Intel, AMD settle chip dispute
A bitter, seven-year legal fight ended yesterday as Intel Corp. and Advanced Micro Devices Inc. agreed to settle all their court disputes in a battle over whether Advanced Micro Devices had the right to make copies of Intel's industry-dominating microprocessor chip.
The legal battle has roots in a 1982 licensing agreement under which Advanced Micro Devices was given the rights to make versions of Intel's 386 microprocessor chip.
Under the agreement, Advanced Micro Devices will gain a license to Intel's software known as microcode that is embedded in each microprocessor and governs the chip's operations. Also, Intel will pay Advanced Micro Devices about $18 million for breach of contract.
Intel will receive $58 million for damages in one case involving the microcode in the 486 chip.
UAW, Caterpillar to resume talks
The United Auto Workers and Caterpillar Inc. announced yesterday that their negotiators will meet next week in Louisville, Ky., with a federal mediator in the first talks aimed at resolving a strike in almost seven months.
The union has been on strike at eight Caterpillar facilities in Illinois, Pennsylvania and Colorado since June 2. The two sides last met June 20.
Schering claims gain over Biogen
Firing a volley in a war over biotechnology patents, Schering AG, a German drugmaker, said yesterday that it had been awarded exclusive rights to a process being used by Biogen Inc. Biogen shares tumbled 16 percent.

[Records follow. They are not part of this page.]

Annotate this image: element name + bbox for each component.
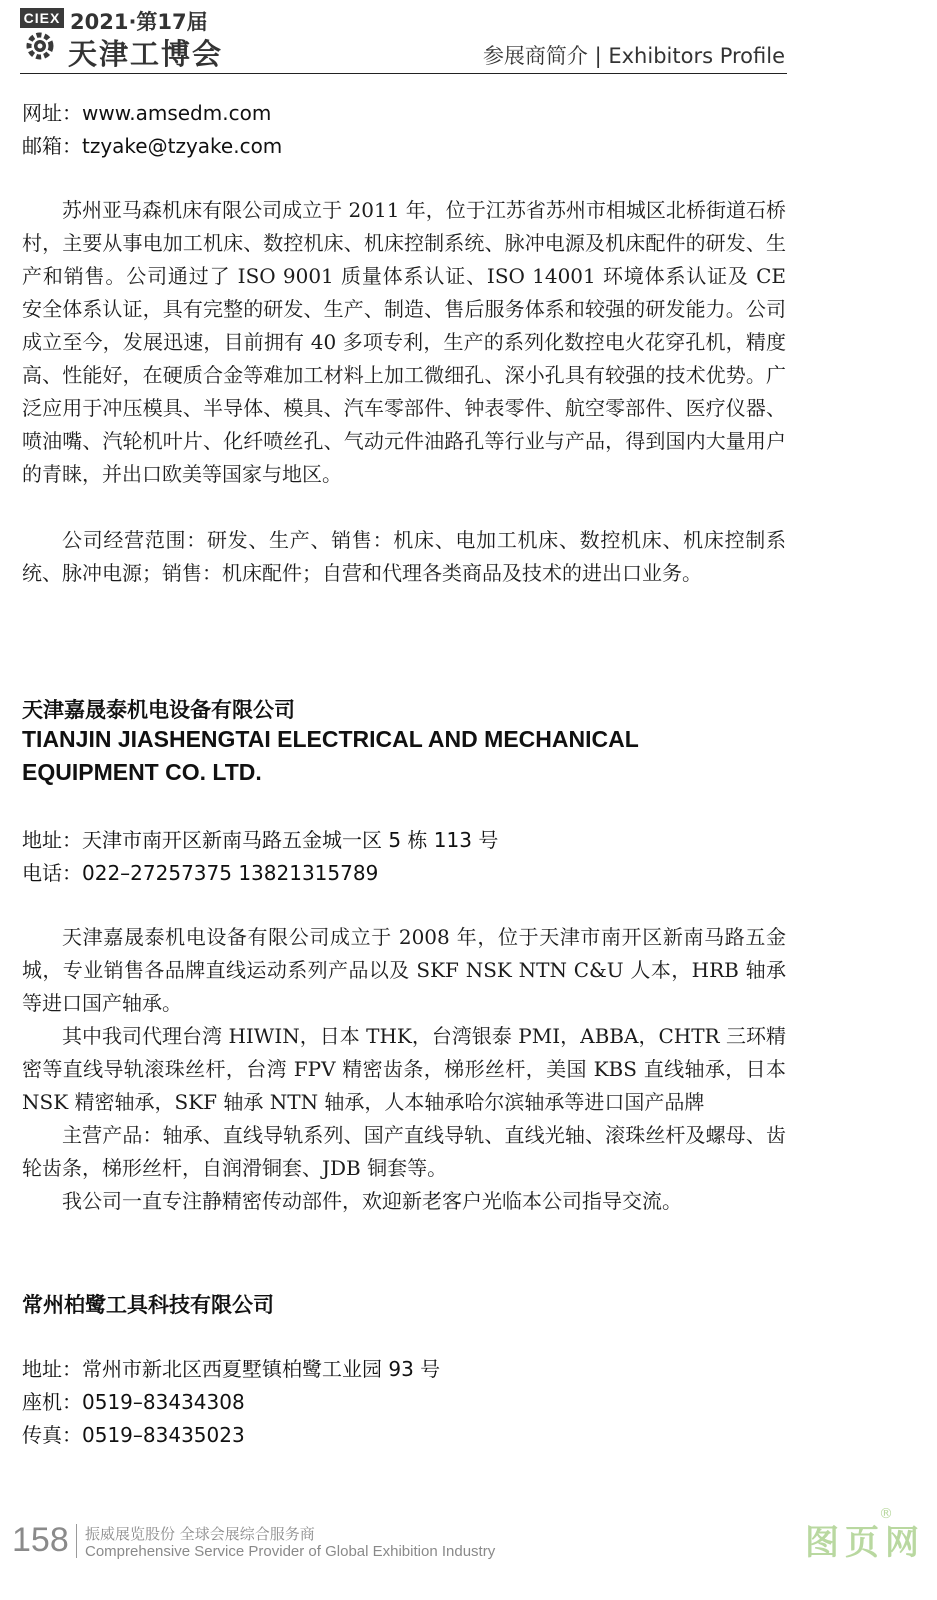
- company2-paragraph-4: 我公司一直专注静精密传动部件，欢迎新老客户光临本公司指导交流。: [62, 1189, 682, 1213]
- company1-email: 邮箱：tzyake@tzyake.com: [22, 134, 283, 158]
- company2-paragraph-2: 其中我司代理台湾 HIWIN，日本 THK，台湾银泰 PMI，ABBA，CHTR 三环精密等直线导轨滚珠丝杆，台湾 FPV 精密齿条，梯形丝杆，美国 KBS 直线轴承，日本 NSK 精密轴承，SKF 轴承 NTN 轴承，人本轴承哈尔滨轴承等进口国产品牌: [22, 1024, 786, 1114]
- company2-name-en: TIANJIN JIASHENGTAI ELECTRICAL AND MECHANICAL EQUIPMENT CO. LTD.: [22, 726, 639, 785]
- section-title: 参展商简介 | Exhibitors Profile: [482, 44, 785, 68]
- company2-paragraph-1: 天津嘉晟泰机电设备有限公司成立于 2008 年，位于天津市南开区新南马路五金城，专业销售各品牌直线运动系列产品以及 SKF NSK NTN C&U 人本，HRB 轴承等进口国产轴承。: [22, 925, 786, 1015]
- company3-landline: 座机：0519–83434308: [22, 1390, 245, 1414]
- footer-divider: [76, 1524, 77, 1558]
- watermark: 图页网: [805, 1523, 925, 1563]
- gear-logo-icon: [24, 30, 56, 62]
- footer-tagline-cn: 振威展览股份 全球会展综合服务商: [85, 1525, 315, 1543]
- company2-phone: 电话：022–27257375 13821315789: [22, 861, 379, 885]
- page-number: 158: [12, 1521, 69, 1559]
- logo-year: 2021·第17届: [70, 10, 208, 34]
- registered-mark: ®: [879, 1506, 893, 1522]
- company2-address: 地址：天津市南开区新南马路五金城一区 5 栋 113 号: [22, 828, 499, 852]
- company2-name-cn: 天津嘉晟泰机电设备有限公司: [22, 698, 295, 722]
- company3-fax: 传真：0519–83435023: [22, 1423, 245, 1447]
- company3-name-cn: 常州柏鹭工具科技有限公司: [22, 1293, 274, 1317]
- company1-website: 网址：www.amsedm.com: [22, 101, 272, 125]
- company3-address: 地址：常州市新北区西夏墅镇柏鹭工业园 93 号: [22, 1357, 441, 1381]
- company2-paragraph-3: 主营产品：轴承、直线导轨系列、国产直线导轨、直线光轴、滚珠丝杆及螺母、齿轮齿条，梯形丝杆，自润滑铜套、JDB 铜套等。: [22, 1123, 786, 1180]
- footer-tagline-en: Comprehensive Service Provider of Global Exhibition Industry: [85, 1543, 496, 1560]
- logo-abbreviation: CIEX: [20, 8, 64, 28]
- logo-name: 天津工博会: [68, 37, 224, 71]
- company1-paragraph-1: 苏州亚马森机床有限公司成立于 2011 年，位于江苏省苏州市相城区北桥街道石桥村，主要从事电加工机床、数控机床、机床控制系统、脉冲电源及机床配件的研发、生产和销售。公司通过了 ISO 9001 质量体系认证、ISO 14001 环境体系认证及 CE 安全体系认证，具有完整的研发、生产、制造、售后服务体系和较强的研发能力。公司成立至今，发展迅速，目前拥有 40 多项专利，生产的系列化数控电火花穿孔机，精度高、性能好，在硬质合金等难加工材料上加工微细孔、深小孔具有较强的技术优势。广泛应用于冲压模具、半导体、模具、汽车零部件、钟表零件、航空零部件、医疗仪器、喷油嘴、汽轮机叶片、化纤喷丝孔、气动元件油路孔等行业与产品，得到国内大量用户的青睐，并出口欧美等国家与地区。: [22, 198, 786, 486]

A spokesman for Schering said the company and Stanford University had received on Dec. 27 a U.S. patent that gave Schering exclusive rights to produce beta interferon, an immune system hormone, from Chinese hamster ovary cells.
Cambridge, Mass.-based Biogen has been making beta interferon using that technique and plans to seek government approval for multiple sclerosis treatment soon in the next few months.
Shares of Biogen fell $6.875, to $35.375, in heavy Nasdaq trading.
Maurice Saatchi plans new agency
Advertising executive Maurice Saatchi said yesterday that he would launch a new firm, as the company he co-founded struggled to contain the damaging fallout from his acrimonious departure last week.
Since Mr. Saatchi was ousted as chairman of Saatchi & Saatchi last month, then cut all ties to the company last week, Saatchi & Saatchi has been in turmoil. Late yesterday, British Airways said it would end its contract with Saatchi & Saatchi Co. PLC, marking the first significant client loss for the London-based advertising company since Mr. Saatchi left.
Maurice Saatchi is using the working title the New Saatchi Agency for his company and said it will include some top executives who followed him in leaving his old agency.